Eigenlijk moet je nu je volwassen bent terugkijken op je jeugd, zegt hij. Op een gegeven moment heeft hij het zelf ook moeten doen, omdat hij maar niet vooruitkwam. Hij had er zelfs een therapeut voor nodig. Er waren herinneringen die aan hem knaagden. Hij wilde er niet al te veel over uitweiden. Maar overal waar hij kwam werd hij uit de boot geduwd. Nergens was hij geliefd, zelfs thuis niet.
Met de ogen van nu moet ik kijken naar toen, naar wat me toen heeft gekwetst en nu nog steeds kwelt. De brokken uit mijn keel voeren aan de bloedhonden uit mijn verleden.
En zijn tweede tip: me inbeelden dat ik al ben waar ik wil zijn, die rijkdom en roem al heb. Maar ik probeer het bestaan juist minder in mijn hoofd te ervaren. Niet zo te piekeren over van alles, voor zo veel bang te zijn, mezelf alsmaar vragen te stellen waar ik toch geen antwoord op krijg of vind.
Alsmaar bang voor zo veel in het bestaan, maar nooit voor mezelf, de gedachten en onzekerheden die ik mezelf aanpraat.
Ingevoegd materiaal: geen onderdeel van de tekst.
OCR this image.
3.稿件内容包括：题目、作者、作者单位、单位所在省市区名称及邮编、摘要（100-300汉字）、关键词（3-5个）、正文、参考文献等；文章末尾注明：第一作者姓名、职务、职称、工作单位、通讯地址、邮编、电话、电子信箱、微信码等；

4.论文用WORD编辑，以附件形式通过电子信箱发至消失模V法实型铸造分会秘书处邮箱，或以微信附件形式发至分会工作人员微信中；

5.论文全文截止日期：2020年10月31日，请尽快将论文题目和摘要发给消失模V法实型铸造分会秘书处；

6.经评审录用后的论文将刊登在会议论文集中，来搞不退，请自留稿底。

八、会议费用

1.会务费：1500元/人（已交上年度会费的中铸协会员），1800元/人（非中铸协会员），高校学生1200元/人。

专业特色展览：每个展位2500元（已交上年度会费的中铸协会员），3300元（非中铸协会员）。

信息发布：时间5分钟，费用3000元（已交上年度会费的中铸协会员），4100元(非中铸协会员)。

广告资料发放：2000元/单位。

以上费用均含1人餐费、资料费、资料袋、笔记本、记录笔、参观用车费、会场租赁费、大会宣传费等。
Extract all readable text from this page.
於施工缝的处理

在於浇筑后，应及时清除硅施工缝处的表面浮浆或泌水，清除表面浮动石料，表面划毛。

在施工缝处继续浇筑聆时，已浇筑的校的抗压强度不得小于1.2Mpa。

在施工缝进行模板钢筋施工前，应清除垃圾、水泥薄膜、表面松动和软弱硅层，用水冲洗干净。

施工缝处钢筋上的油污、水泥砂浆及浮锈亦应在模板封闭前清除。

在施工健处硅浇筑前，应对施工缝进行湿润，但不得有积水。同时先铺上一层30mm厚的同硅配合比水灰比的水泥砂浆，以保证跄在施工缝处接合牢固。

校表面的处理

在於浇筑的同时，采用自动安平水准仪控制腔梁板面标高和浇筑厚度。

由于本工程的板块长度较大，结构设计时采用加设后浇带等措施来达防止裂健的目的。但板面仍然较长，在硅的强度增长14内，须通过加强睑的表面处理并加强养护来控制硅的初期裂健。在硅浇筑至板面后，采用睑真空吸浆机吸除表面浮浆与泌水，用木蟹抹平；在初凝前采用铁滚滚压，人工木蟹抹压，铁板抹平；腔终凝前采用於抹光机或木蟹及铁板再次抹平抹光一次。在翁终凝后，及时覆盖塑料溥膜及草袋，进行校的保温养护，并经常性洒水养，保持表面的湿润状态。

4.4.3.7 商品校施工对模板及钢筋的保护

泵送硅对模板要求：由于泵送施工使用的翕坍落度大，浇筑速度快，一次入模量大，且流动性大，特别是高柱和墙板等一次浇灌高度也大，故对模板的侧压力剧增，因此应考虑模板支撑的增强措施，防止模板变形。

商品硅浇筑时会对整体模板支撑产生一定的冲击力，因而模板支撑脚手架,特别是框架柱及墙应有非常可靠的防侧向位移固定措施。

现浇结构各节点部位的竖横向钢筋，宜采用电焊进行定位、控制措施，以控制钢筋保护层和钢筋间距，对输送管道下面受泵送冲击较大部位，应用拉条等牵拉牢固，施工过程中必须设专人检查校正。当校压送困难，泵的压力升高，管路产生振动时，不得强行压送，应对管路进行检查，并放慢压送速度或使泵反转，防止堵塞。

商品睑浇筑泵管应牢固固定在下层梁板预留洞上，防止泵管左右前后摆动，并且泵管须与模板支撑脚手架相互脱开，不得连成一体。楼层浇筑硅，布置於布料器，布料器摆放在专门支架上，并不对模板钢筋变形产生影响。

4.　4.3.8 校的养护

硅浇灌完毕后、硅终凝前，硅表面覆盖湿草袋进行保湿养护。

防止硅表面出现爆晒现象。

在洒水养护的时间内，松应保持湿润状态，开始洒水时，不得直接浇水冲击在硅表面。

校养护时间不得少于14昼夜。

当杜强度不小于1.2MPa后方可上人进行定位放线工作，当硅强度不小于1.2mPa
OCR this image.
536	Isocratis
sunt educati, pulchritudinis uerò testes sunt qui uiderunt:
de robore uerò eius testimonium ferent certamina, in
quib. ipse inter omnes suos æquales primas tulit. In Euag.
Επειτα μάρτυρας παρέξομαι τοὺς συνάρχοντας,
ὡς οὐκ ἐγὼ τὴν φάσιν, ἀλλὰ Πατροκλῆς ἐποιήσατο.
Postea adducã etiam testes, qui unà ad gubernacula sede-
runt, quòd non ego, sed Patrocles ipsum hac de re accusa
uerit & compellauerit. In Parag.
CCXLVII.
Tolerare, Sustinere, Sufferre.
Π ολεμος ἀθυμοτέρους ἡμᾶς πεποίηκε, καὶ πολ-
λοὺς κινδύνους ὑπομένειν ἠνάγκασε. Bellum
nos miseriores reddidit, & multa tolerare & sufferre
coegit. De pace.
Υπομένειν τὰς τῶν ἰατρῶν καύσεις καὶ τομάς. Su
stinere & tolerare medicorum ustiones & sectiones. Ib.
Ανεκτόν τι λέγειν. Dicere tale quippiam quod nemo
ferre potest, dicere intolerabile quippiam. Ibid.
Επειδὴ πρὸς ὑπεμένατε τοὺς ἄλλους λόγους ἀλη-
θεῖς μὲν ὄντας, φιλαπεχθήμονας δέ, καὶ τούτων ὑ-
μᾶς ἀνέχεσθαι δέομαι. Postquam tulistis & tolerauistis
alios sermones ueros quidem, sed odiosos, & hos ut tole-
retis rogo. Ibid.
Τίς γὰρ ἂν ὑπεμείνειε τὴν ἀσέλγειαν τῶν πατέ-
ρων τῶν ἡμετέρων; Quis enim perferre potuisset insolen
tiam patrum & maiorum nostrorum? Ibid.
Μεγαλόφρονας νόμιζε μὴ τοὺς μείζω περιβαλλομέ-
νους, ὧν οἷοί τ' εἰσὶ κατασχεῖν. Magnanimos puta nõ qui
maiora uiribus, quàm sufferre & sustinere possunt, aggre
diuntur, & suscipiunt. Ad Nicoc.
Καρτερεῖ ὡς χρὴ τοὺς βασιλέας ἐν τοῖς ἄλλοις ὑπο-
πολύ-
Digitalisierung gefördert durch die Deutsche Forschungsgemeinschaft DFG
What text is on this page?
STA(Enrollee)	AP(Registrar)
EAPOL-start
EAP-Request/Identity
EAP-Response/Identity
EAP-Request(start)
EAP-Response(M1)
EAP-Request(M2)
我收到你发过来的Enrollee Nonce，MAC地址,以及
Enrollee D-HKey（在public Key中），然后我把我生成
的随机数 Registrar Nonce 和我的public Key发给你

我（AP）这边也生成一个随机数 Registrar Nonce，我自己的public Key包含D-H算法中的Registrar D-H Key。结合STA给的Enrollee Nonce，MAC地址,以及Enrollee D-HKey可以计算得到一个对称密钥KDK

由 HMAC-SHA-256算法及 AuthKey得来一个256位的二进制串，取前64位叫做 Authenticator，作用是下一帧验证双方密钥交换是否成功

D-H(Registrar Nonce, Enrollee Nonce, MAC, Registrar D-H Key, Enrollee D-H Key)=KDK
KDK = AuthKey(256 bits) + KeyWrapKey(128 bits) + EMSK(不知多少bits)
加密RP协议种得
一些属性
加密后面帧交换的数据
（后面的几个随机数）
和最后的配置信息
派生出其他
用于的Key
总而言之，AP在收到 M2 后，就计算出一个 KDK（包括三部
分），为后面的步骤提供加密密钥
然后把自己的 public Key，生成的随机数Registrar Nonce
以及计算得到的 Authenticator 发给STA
Ik was geduldig, wachtte op Gods zegening en het geluk en de harmonie die Hij zou schenken, ik legde mijn toekomst in Zijn handen. Maar al die tijd heb ik niet ingezien dat er geen God is die aan de touwtjes trekt, ik geen marionet ben. Al die tijd ben ik voor niets teleurgesteld geweest in God, dat hij mij niet vooruithielp.
Tegelijkertijd heb ik sowieso nooit verwachtingen gehad. Tot voor kort, voordat mijn godsbeeld begon te wankelen, was ik nog geheel overtuigd van een hiernamaals. Uit dat geloof in een leven hierna komt mijn gebrek aan levenslust grotendeels voort. Alles draait om het leven hierna. Het nu is slechts een tijdelijk perron, een onsmakelijk voorgerecht, de zure appel vooral. Dat maakt dat we thuis God onze tekortkomingen en het gebrek nooit kwalijk nemen. We vullen onszelf dan juist nog meer met Hem, nog meer smeekbeden, nog meer knielen.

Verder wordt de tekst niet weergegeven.